Sunday, February 7, 2010

Early Release

The 3rd guiding criminal justice principle of the Lampstand Foundation is:

3) Prison is the most appropriate criminal sanction to protect society and punish the criminal, while allowing the opportunity for criminal reformation.

Prison is an effective sanction for crime which has been used by human beings since ancient times. It serves to protect the public from predatory crime, acts as a deterrence and as incapacitation, and allows the penitential criminal the opportunity--while removed from the community--to reflect upon and correct his criminal behavior.

Early release violates this principle fundamentally, by interfering with the appropriate juridical decision to separate the criminal, for a specific length of time, from the public upon which he has preyed.
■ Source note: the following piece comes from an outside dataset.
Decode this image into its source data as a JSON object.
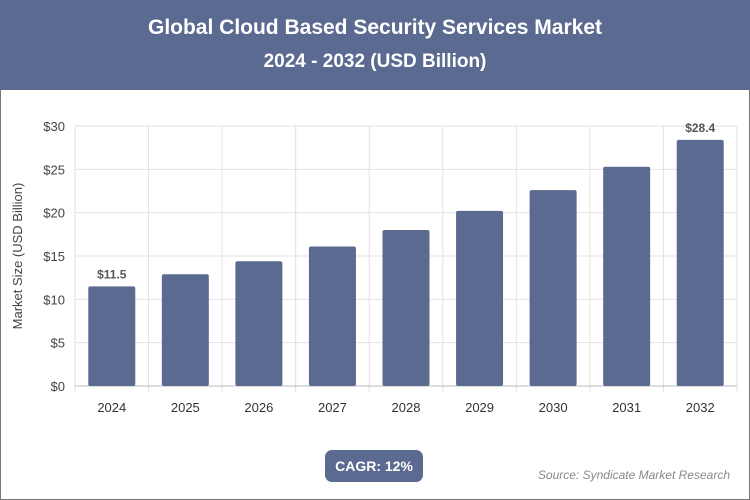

As this article from the Sacramento Bee indicates, the results—while not always so—can sometimes be very bad, and the point of incapacitation is to reduce the possibility of sometimes.

An excerpt.

“It was probably just a matter of time. But less than one day?

“Sacramento sheriff's officials say that's how long it took for an inmate who was set free Monday under an early-release plan to be arrested again, this time on a charge of attempted rape.

“The incident prompted immediate outrage from groups opposed to the new state law aimed at reducing prison populations by gradually releasing nonviolent, low-level offenders who earn extra credits for participating in educational and other programs.

"Our greatest fear has occurred almost immediately after the early release of these inmates," said Christine Ward of the Crime Victims Action Alliance.

“But the arrest of Kevin Eugene Peterson less than a day after he was cut loose from the Sacramento County jail also sparked questions over whether counties releasing jail inmates since the law took effect Jan. 25 are interpreting the law correctly.

“It all began Monday evening, when the Sacramento County Sheriff's Department began releasing hundreds of inmates early from the county's jails.

“The state says it has not released any inmates under the new law, which is designed to take effect gradually and only after intense review of each prisoner.

“But Sacramento and other counties have decided the new law allows them to apply good-time credits to inmates retroactively, which led to the release of Peterson 16 days early Monday.

“Peterson was rearrested at about 12:30 p.m. Tuesday, when police say he attempted to assault a woman in the 1300 block of North C Street.

“He was booked into the Sacramento County jail at 3:21 p.m. Tuesday on charges of attempted rape, sexual battery, false imprisonment and violating the terms of his probation, records show.”